A U.S.-Russian government commission on civil society distanced itself from discussing human rights issues at its first meeting, focusing instead on corruption and the adoption of Russian children.
“I think that kind of exchange is useful for breaking down stereotypes and for advancing American national interests and I hope in the long run Russian national interests as well,” Michael McFaul, director of Russian and Eurasian Affairs on the U.S. National Security Council, said on Radio Liberty on Thursday.
McFaul represents the U.S. side on the commission, which met in Washington for the first time Wednesday. The Russian side is represented by Vladislav Surkov, deputy head of the presidential administration.
Human rights groups have asked U.S. and Russian leaders to remove Surkov from the commission. Surkov is seen as the Kremlin's strategist behind Russia's “managed democracy.”
The commission agreed Wednesday to ask Transparency International to monitor corruption in Russia and in the United States with the help of local nongovernmental organizations, said Ella Pamfilova, head of the presidential council on civil society and human rights.

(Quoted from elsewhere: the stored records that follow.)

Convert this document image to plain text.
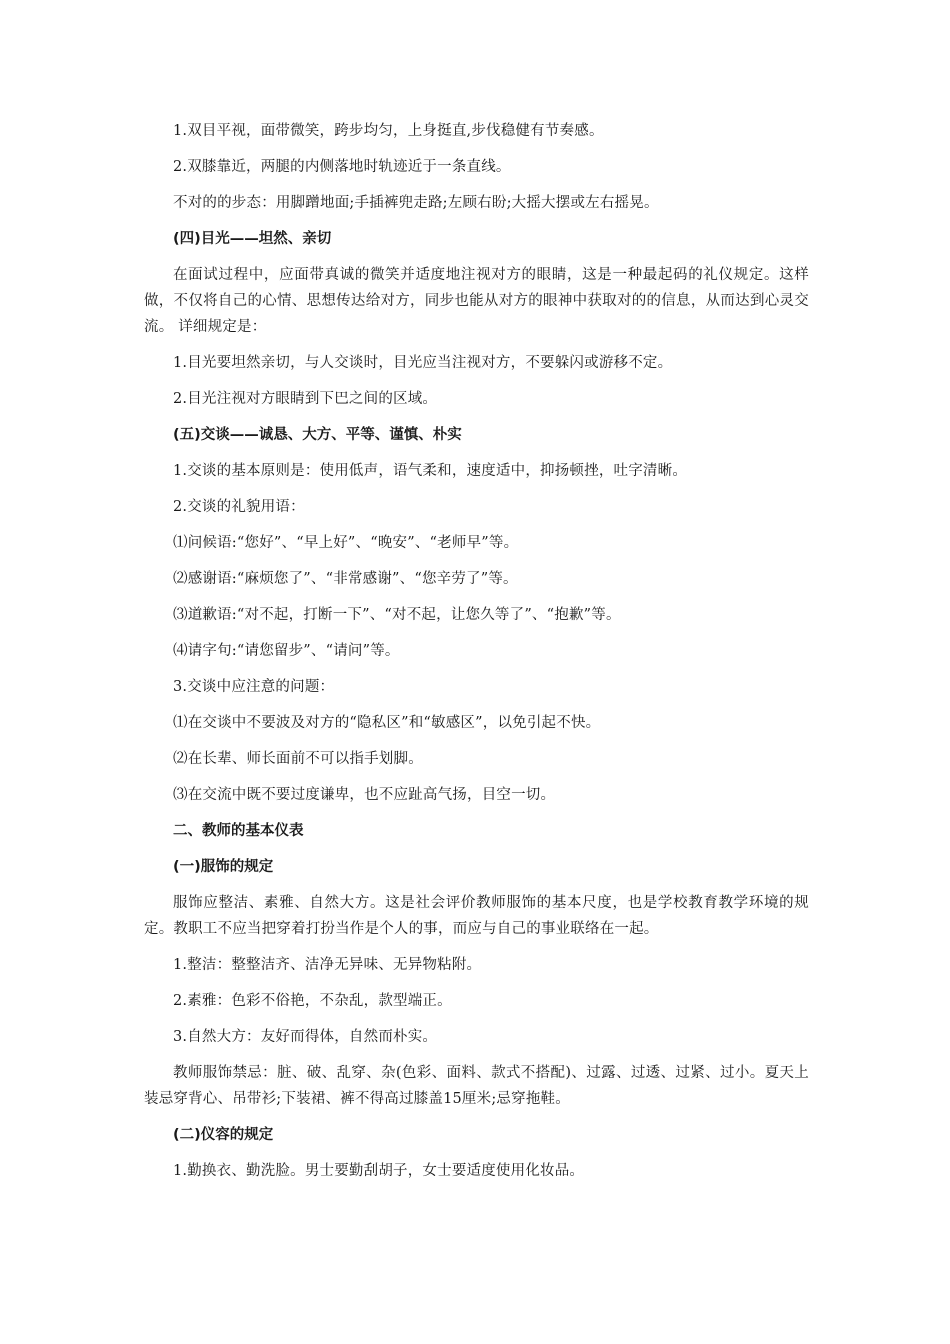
1.双目平视，面带微笑，跨步均匀，上身挺直,步伐稳健有节奏感。
2.双膝靠近，两腿的内侧落地时轨迹近于一条直线。
不对的的步态：用脚蹭地面;手插裤兜走路;左顾右盼;大摇大摆或左右摇晃。
(四)目光——坦然、亲切
在面试过程中，应面带真诚的微笑并适度地注视对方的眼睛，这是一种最起码的礼仪规定。这样做，不仅将自己的心情、思想传达给对方，同步也能从对方的眼神中获取对的的信息，从而达到心灵交流。 详细规定是：
1.目光要坦然亲切，与人交谈时，目光应当注视对方，不要躲闪或游移不定。
2.目光注视对方眼睛到下巴之间的区域。
(五)交谈——诚恳、大方、平等、谨慎、朴实
1.交谈的基本原则是：使用低声，语气柔和，速度适中，抑扬顿挫，吐字清晰。
2.交谈的礼貌用语：
⑴问候语:“您好”、“早上好”、“晚安”、“老师早”等。
⑵感谢语:“麻烦您了”、“非常感谢”、“您辛劳了”等。
⑶道歉语:“对不起，打断一下”、“对不起，让您久等了”、“抱歉”等。
⑷请字句:“请您留步”、“请问”等。
3.交谈中应注意的问题：
⑴在交谈中不要波及对方的“隐私区”和“敏感区”，以免引起不快。
⑵在长辈、师长面前不可以指手划脚。
⑶在交流中既不要过度谦卑，也不应趾高气扬，目空一切。
二、教师的基本仪表
(一)服饰的规定
服饰应整洁、素雅、自然大方。这是社会评价教师服饰的基本尺度，也是学校教育教学环境的规定。教职工不应当把穿着打扮当作是个人的事，而应与自己的事业联络在一起。
1.整洁：整整洁齐、洁净无异味、无异物粘附。
2.素雅：色彩不俗艳，不杂乱，款型端正。
3.自然大方：友好而得体，自然而朴实。
教师服饰禁忌：脏、破、乱穿、杂(色彩、面料、款式不搭配)、过露、过透、过紧、过小。夏天上装忌穿背心、吊带衫;下装裙、裤不得高过膝盖15厘米;忌穿拖鞋。
(二)仪容的规定
1.勤换衣、勤洗脸。男士要勤刮胡子，女士要适度使用化妆品。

Pamfilova said Russian NGOs would help Transparency International to collect information about local corruption and to establish “a universal method to measure corruption,” RIA-Novosti reported.
Transparency International, which monitors corruption around the world, has consistently ranked Russia among the most corrupt countries in its annual Corruption Perception Index. Bribery in Russia is estimated to cost $300 billion a year, almost a fifth of the country's gross domestic product in 2008.
The commission also discussed the situation with the adoption of Russian children by U.S. parents, new children's ombudsman Pavel Astakhov said. He said both countries have useful experience in adoptions and that NGOs in both countries could help the governments monitor the adoption process.
Adoptions of Russian children by U.S. parents have all but stalled after a series of high-profile abuse cases in which the adopted children died.